Most of us have lived something like that, even if we did not have that name for it.
The difficulty is that we want to rush past it. We want the emergence without the dissolving. We want clarity before the confusion has finished doing whatever confusion is actually supposed to do. One of the things I have noticed, both in my own experience and in the conversations I have had with people whose lives looked successful from a distance, is that the pressure to produce and perform does not leave much room for necessary dissolution. We fill the chrysalis with activity. We schedule it and optimize it and measure it, which is a very efficient way of never actually entering it.
Patience, in this context, is not a virtue in the usual sense. It is more like a willingness to let the process take the time it requires without declaring it failure because it is taking longer than expected. The caterpillar does not panic inside the chrysalis. It does not demand a timeline or produce evidence of progress. There is a kind of trust that operates in the dark, and I have found that some of the most important movement in my own life has happened in seasons that looked, from the outside, like stagnation.
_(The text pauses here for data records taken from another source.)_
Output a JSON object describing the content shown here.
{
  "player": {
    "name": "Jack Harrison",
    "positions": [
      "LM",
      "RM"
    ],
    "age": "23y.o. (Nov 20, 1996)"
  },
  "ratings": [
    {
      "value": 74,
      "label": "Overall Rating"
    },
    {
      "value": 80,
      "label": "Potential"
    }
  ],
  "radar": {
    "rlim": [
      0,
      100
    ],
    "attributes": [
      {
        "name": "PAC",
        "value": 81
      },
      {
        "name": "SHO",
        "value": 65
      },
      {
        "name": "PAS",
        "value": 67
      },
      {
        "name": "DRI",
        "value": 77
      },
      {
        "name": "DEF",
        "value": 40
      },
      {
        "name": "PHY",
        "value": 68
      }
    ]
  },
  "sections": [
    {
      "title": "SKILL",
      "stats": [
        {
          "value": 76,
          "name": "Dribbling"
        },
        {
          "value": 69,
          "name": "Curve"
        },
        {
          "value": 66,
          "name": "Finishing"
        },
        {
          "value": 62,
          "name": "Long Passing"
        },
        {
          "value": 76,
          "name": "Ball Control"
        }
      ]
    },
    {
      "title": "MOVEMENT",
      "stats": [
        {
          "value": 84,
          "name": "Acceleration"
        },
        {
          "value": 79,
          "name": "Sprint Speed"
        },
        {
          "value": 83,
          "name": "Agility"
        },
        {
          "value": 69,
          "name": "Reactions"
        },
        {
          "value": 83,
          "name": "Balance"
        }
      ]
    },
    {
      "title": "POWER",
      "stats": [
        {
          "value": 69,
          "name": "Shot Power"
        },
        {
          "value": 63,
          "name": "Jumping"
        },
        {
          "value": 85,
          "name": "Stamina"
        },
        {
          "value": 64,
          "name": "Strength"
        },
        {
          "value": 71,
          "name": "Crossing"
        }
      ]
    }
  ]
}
What makes the return possible, as best I can see it, is not effort in the direction we are used to applying it. It is something closer to release. The setting down of what was never quite ours to begin with: the expectations inherited before we had the language to question them, the versions of ourselves built for someone else’s approval, the quiet exhaustion of performing competence in rooms where we felt, underneath it all, that we had not yet earned the right to simply be present.